Al giorno d’oggi le parole di un ex partigiano come Sandro Pertini sarebbero stigmatizzate come estremiste, filo terroriste e antisemite e discorsi del genere non avrebbero diritto di cittadinanza all’interno di un Parlamento occupato dall’unificazione e dall’omologazione del Partito Unico Liberale.

Una classe politica vile, meschina e collusa come la nostra non può che ripetere la lingua dei più forti e riconoscere le forme di resistenza altrui solo come lucrosi affari e vantaggiose speculazioni macro economiche.

La sinistra liberale, i butta dentro, i cani da riporto e gli house organ giornalistici del conformismo vedono fascismi e totalitarismi dappertutto tranne dove ci sono veramente e dove ci sono veramente li appoggiano in totale scioltezza difendendoli come baluardi della democrazia.

I fascisti hanno ucciso Gramsci una volta sola. La sinistra liberale, portando avanti esattamente il contrario di ciò che predicava, continua a ucciderlo tutti i giorni.

In conclusione, sembra avere ragione sempre più contestualmente Ennio Flaiano: “I fascisti in Italia si dividono in due categorie: i fascisti propriamente detti e gli antifascisti”.

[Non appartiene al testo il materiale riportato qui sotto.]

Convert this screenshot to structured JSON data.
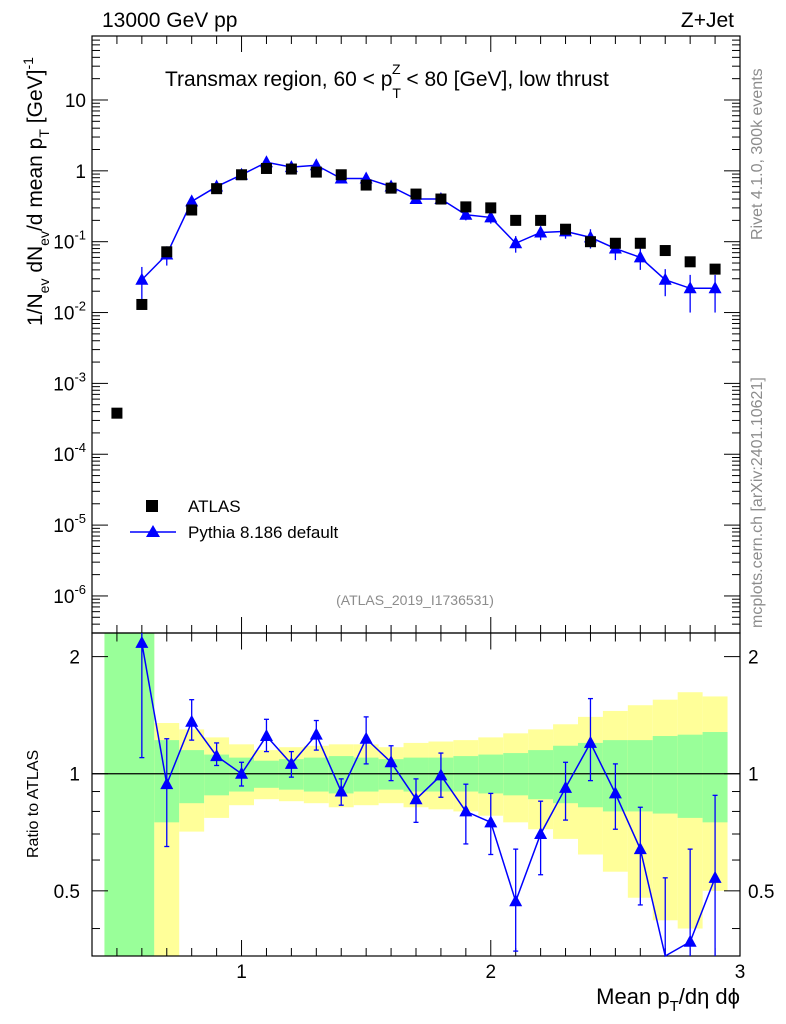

Oltre a chiedersi cosa sia e cosa sia rimasto di sinistra bisognerebbe continuare a chiedersi cosa sia stato prodotto dalla digestione del liberalismo e dalla fagocitazione della democrazia.

Gli studiosi sono concordi nel ritenere che in Italia non ci sia stata una vera cultura liberale e che quel poco che c’è stato sia stato minoritario e politicamente quasi irrilevante.

Ed è per questo che in Italia non c’è oggi una destra liberale democratica ma solo una destra che deriva direttamente dal fascismo o che fa l’occhiolino al fascismo.

Carlo Rosselli, in Socialismo Liberale -scritto durante il confino a Lipari, stampato per la prima volta a Parigi nel 1930 e pubblicato in Italia da Einaudi nel lontano 1973-  pone la questione che ha caratterizzato gran parte del dibattito politico del Novecento europeo fino alle estreme conseguenze dei tempi attuali: come conciliare l’idea di libertà individuale con quella di giustizia sociale.

Questa opera risente degli influssi del laburismo inglese di John Stuart Mill e di Adam Smith e del revisionismo tedesco di Eduard Bernstein e si pone in una posizione eretica rispetto ai partiti della sinistra italiana del suo tempo, per i quali Il Capitale di Marx, era ancora considerato come la Bibbia.

La sintesi a cui giunge il pensiero rosselliano, è: “Liberalismo come metodo, socialismo come fine”, unione della tradizione liberale con quella socialista basata sullo stato di diritto.

Rosselli era convinto che l’insieme delle regole della democrazia liberale fossero essenziali non solo per raggiungere, ma anche per realizzare una formula di socialismo liberale in quanto libertario, riformista, decentralista, non comunista marxista-leninista, in aperto e dichiarato contrasto sia con lo stalinismo che con il “socialfascismo” che accomunava, allora come oggi, socialdemocrazia, liberalismo e fascismo.